The latest high-tech gizmos usually spring from advances made with exotic — and expensive — materials. Not this time.

An international team of researchers report that they've spun plastic fishing line and sewing thread into the most powerful artificial muscles ever created.

Synthetic muscles are already being explored for use in prosthetic limbs, RoboCop-like exoskeletons for soldiers, and humanoid robots. So a sharp drop in price could propel progress in all of these technologies and many others.

The term "artificial muscles" refers to materials that contract, expand or rotate when heated, zapped with electricity, or hit with some other stimulus. The materials return to their original shape when the stimulus is reversed.

One common approach uses materials called shape memory alloys, such as a mixture of nickel and titanium.
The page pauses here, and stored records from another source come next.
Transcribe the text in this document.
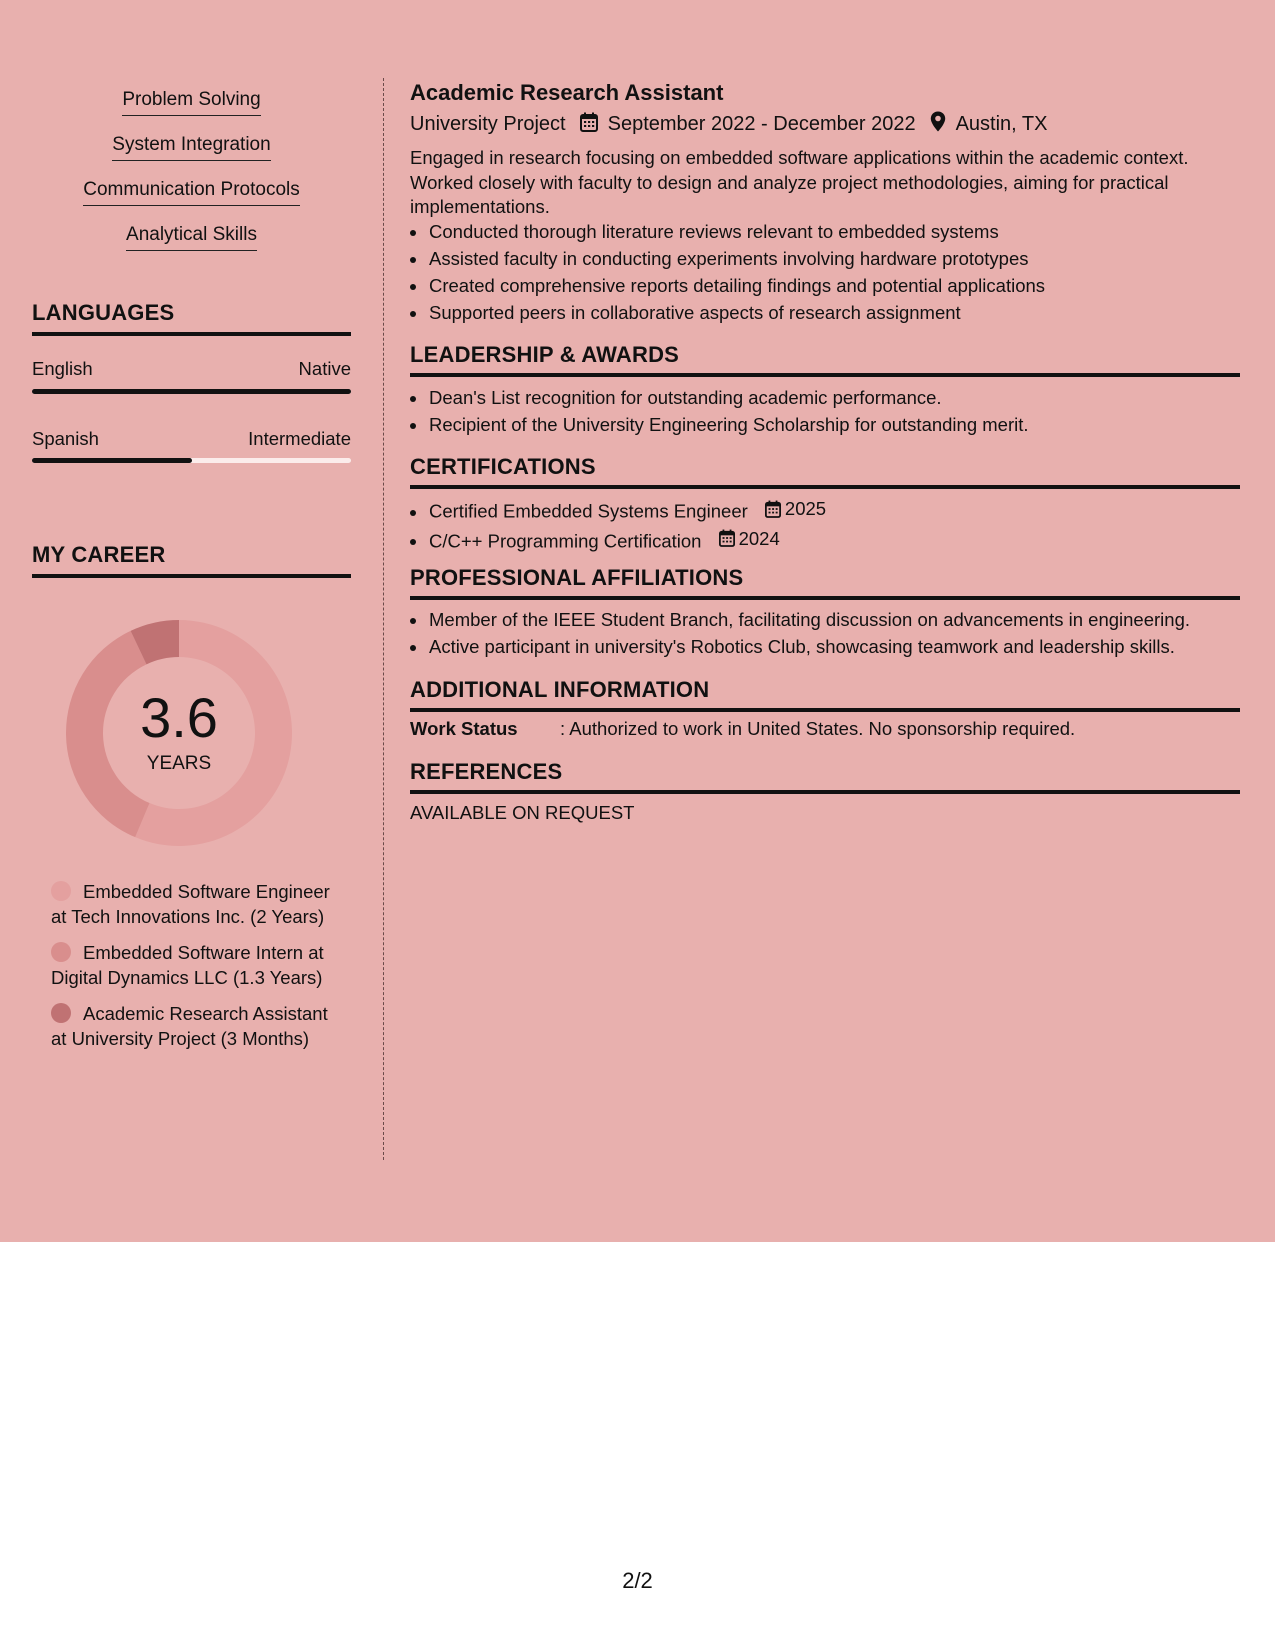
Problem Solving
System Integration
Communication Protocols
Analytical Skills
LANGUAGES
English	Native
Spanish	Intermediate
MY CAREER
3.6
YEARS
Embedded Software Engineer at Tech Innovations Inc. (2 Years)
Embedded Software Intern at Digital Dynamics LLC (1.3 Years)
Academic Research Assistant at University Project (3 Months)
Academic Research Assistant
University Project September 2022 - December 2022 Austin, TX
Engaged in research focusing on embedded software applications within the academic context. Worked closely with faculty to design and analyze project methodologies, aiming for practical implementations.
• Conducted thorough literature reviews relevant to embedded systems
• Assisted faculty in conducting experiments involving hardware prototypes
• Created comprehensive reports detailing findings and potential applications
• Supported peers in collaborative aspects of research assignment
LEADERSHIP & AWARDS
• Dean's List recognition for outstanding academic performance.
• Recipient of the University Engineering Scholarship for outstanding merit.
CERTIFICATIONS
• Certified Embedded Systems Engineer 2025
• C/C++ Programming Certification 2024
PROFESSIONAL AFFILIATIONS
• Member of the IEEE Student Branch, facilitating discussion on advancements in engineering.
• Active participant in university's Robotics Club, showcasing teamwork and leadership skills.
ADDITIONAL INFORMATION
Work Status : Authorized to work in United States. No sponsorship required.
REFERENCES
AVAILABLE ON REQUEST
2/2
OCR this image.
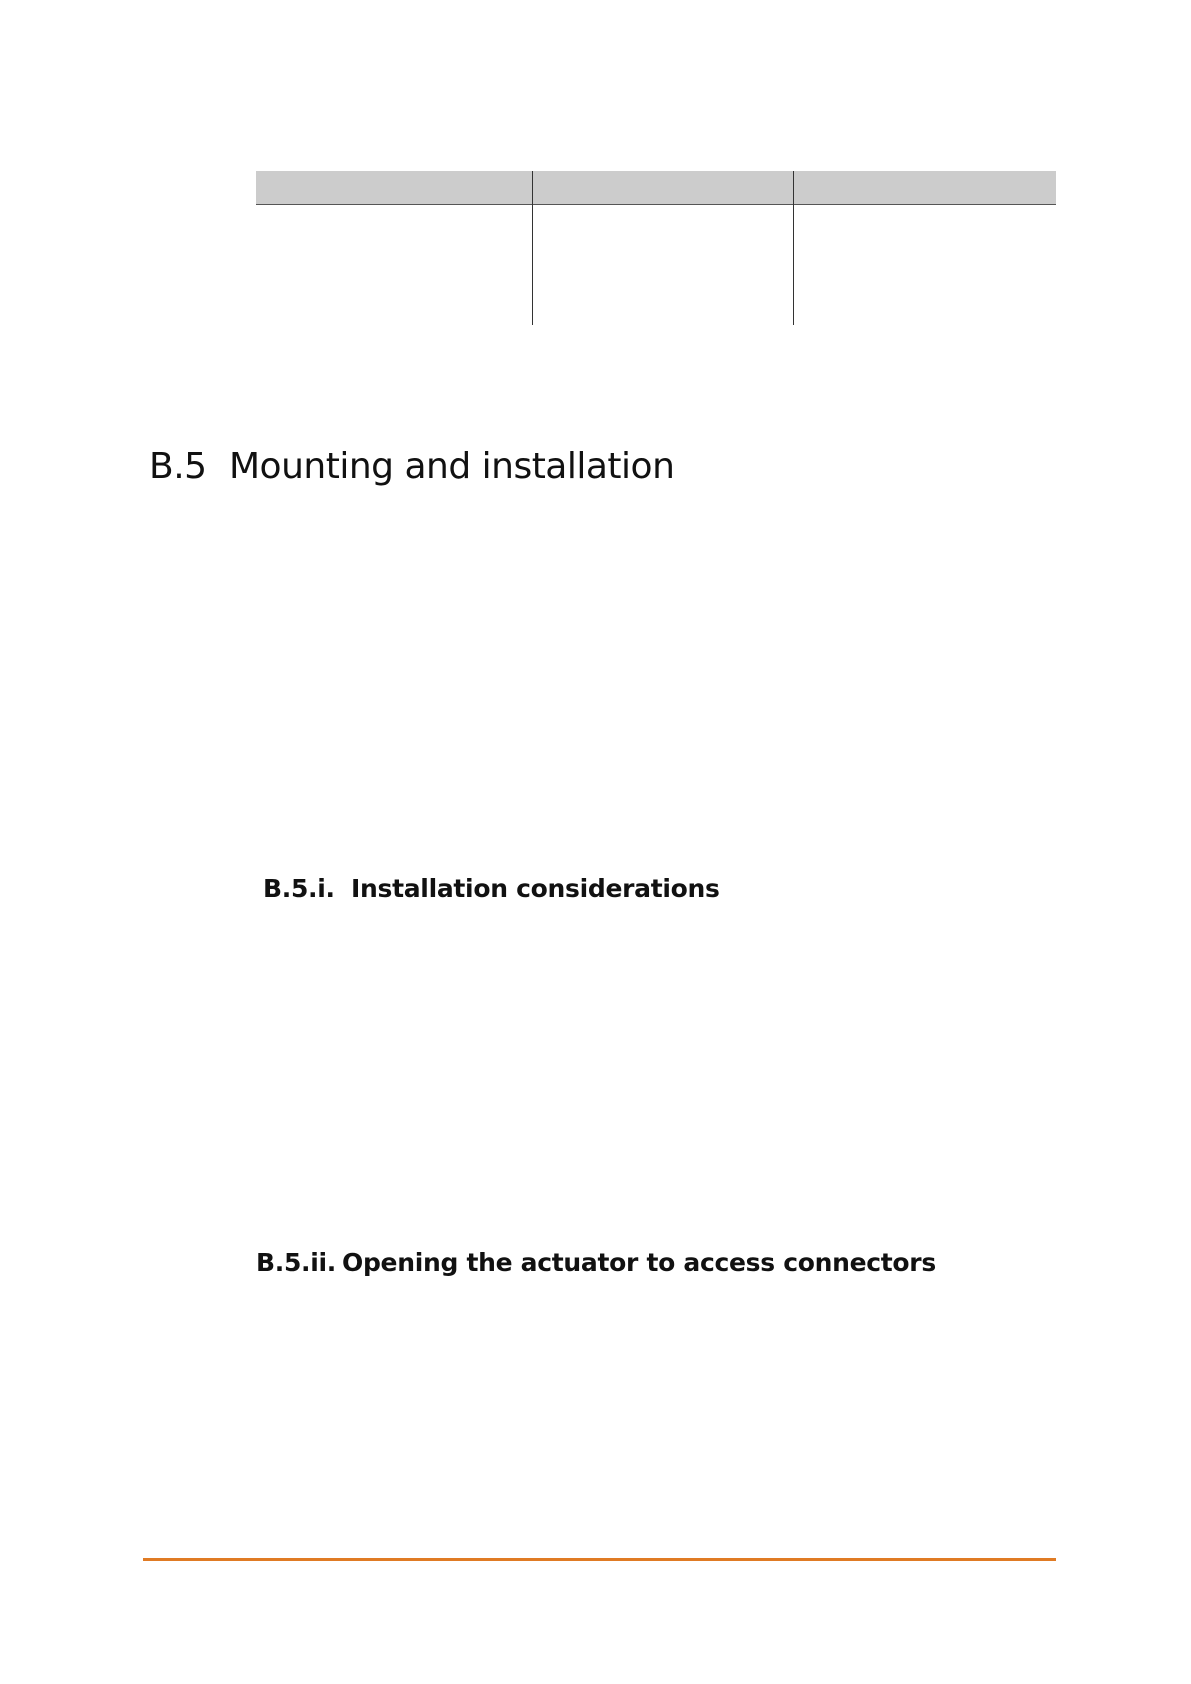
B.5 Mounting and installation
B.5.i. Installation considerations
B.5.ii. Opening the actuator to access connectors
But these alloys can cost as much as $5,000 per kilogram. Even more powerful artificial muscles have been made from yarns spun from hollow carbon fibers called single-walled nanotubes. But because there is no cheap way to make these nanotubes on an industrial scale, their cost is off the charts.

Ray Baughman, a chemist at the University of Texas, Dallas, has spent years pioneering work on artificial muscles with nanotube fibers. He and his students learned that if they twist their yarn until it coils, they can make a powerful rotating motor.

That success got them thinking. In their yarns, most of the nanotube fibers were aligned along the length of the yarn. That consistent orientation is critical, because it ensures that when an electrical stimulus changes the length of one nanotube fiber, all of its neighbors change in the same way, causing the yarn to contract or expand. So Baughman decided to explore whether everyday plastic fibers could act as artificial muscles.

Twisting polyethylene fishing lines, whose total diameter is only about 10 times larger than a human hair, produces a polymer muscle that can lift 7.2 kilograms, they found. Operated in parallel, a hundred of them could lift about 725 kilograms. Producing this force requires materials that cost about $5 per kilogram.

"These are really exciting results," says Yoseph Bar-Cohen, a physicist and artificial muscle expert at the Jet Propulsion Laboratory in Pasadena, Calif. "They've taken inexpensive materials and basically turned them into a gold mine."